Friday, December 7, 2012

Holiday Season as Memoir

Last week, we spoke about ways of structuring longer stories, and we considered parallel story lines, in particular the story of a physical journey that is mirrored by a mental or emotional one as well.

This week, I'd like to consider another structuring: story as description/story as scrapbook. 

For the sake of using an image that those of us in Western Pennsylvania can by and large relate to, consider your story as a Christmas/Holiday tree (or any other thing that is dear to you--a collection, a room decorated in your style, your wardrobe, etc.).  On that tree are numerous ornaments.  Each reflects you to a certain degree.  Each has a story of how it came to be yours, why you have kept, and how it ended up where it has on your tree.  Each individual story tells us something about you.  Moving through these stories should not only give us an overall view of the tree--a photograph as it were--but it ought to give us a new perspective as well--more like a movie taking us from seeing the tree from the outside at the bottom to seeing the room from the tree on top of the star.  Eudora Welty's The Golden Apples follows this structure as does Nikki Grimes's Bronx Masquerade.

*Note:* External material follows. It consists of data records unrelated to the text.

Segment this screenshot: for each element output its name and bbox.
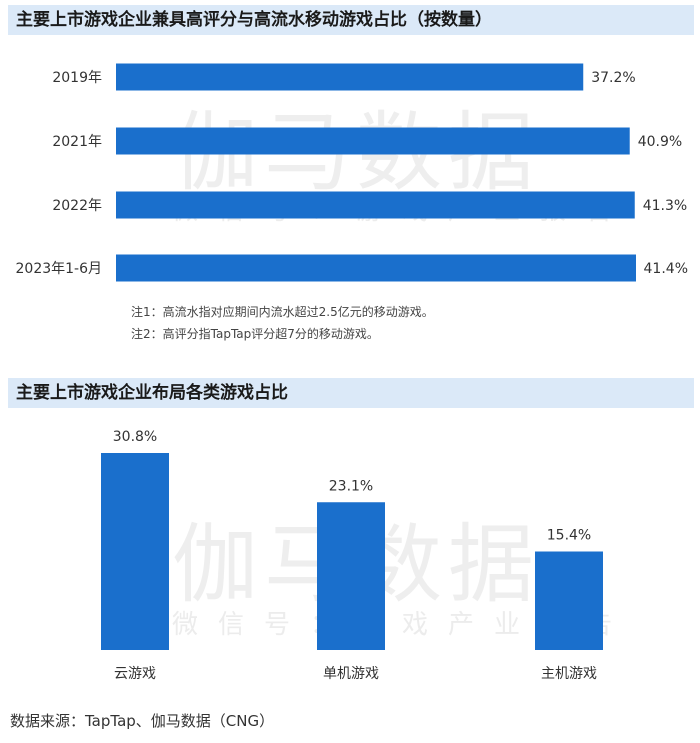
category-label: 2019年: [52, 70, 102, 86]
chart1-title: 主要上市游戏企业兼具高评分与高流水移动游戏占比（按数量）: [8, 5, 694, 35]
bar: [101, 453, 169, 650]
note-2: 注2：高评分指TapTap评分超7分的移动游戏。: [131, 327, 379, 341]
note-1: 注1：高流水指对应期间内流水超过2.5亿元的移动游戏。: [131, 305, 434, 319]
value-label: 41.4%: [644, 261, 688, 277]
category-label: 2021年: [52, 134, 102, 150]
category-label: 2022年: [52, 198, 102, 214]
vertical-bar-chart: 30.8% 云游戏 23.1% 单机游戏 15.4% 主机游戏: [101, 429, 603, 682]
value-label: 15.4%: [547, 528, 591, 544]
horizontal-bar-chart: 2019年 37.2% 2021年 40.9% 2022年 41.3% 2023年1-6月 4…: [16, 63, 688, 282]
category-label: 主机游戏: [541, 666, 597, 682]
value-label: 30.8%: [113, 429, 157, 445]
value-label: 23.1%: [329, 478, 373, 494]
data-source: 数据来源：TapTap、伽马数据（CNG）: [10, 712, 275, 730]
chart2-title: 主要上市游戏企业布局各类游戏占比: [8, 378, 694, 408]
bar: [116, 254, 636, 282]
bar: [535, 551, 603, 650]
category-label: 云游戏: [114, 666, 156, 682]
bar: [116, 191, 635, 219]
bar: [116, 127, 630, 155]
value-label: 37.2%: [591, 70, 635, 86]
value-label: 40.9%: [638, 134, 682, 150]
category-label: 单机游戏: [323, 666, 379, 682]
bar: [317, 502, 385, 650]
bar: [116, 63, 584, 91]
value-label: 41.3%: [643, 198, 687, 214]
category-label: 2023年1-6月: [16, 261, 103, 277]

For this coming week, consider a collection of sorts--your ornaments on your tree, a scrapbook of photos that you keep, the contents of your fridge.  Choose one of two assignments:
  • Write a story about a single element in the collection and include some kind of transitional moves that show us how it would fit in the overall progression of elements; or
  • Write a short list as a poem, prologue, or annotated table of contents that will outline the descriptive storyline.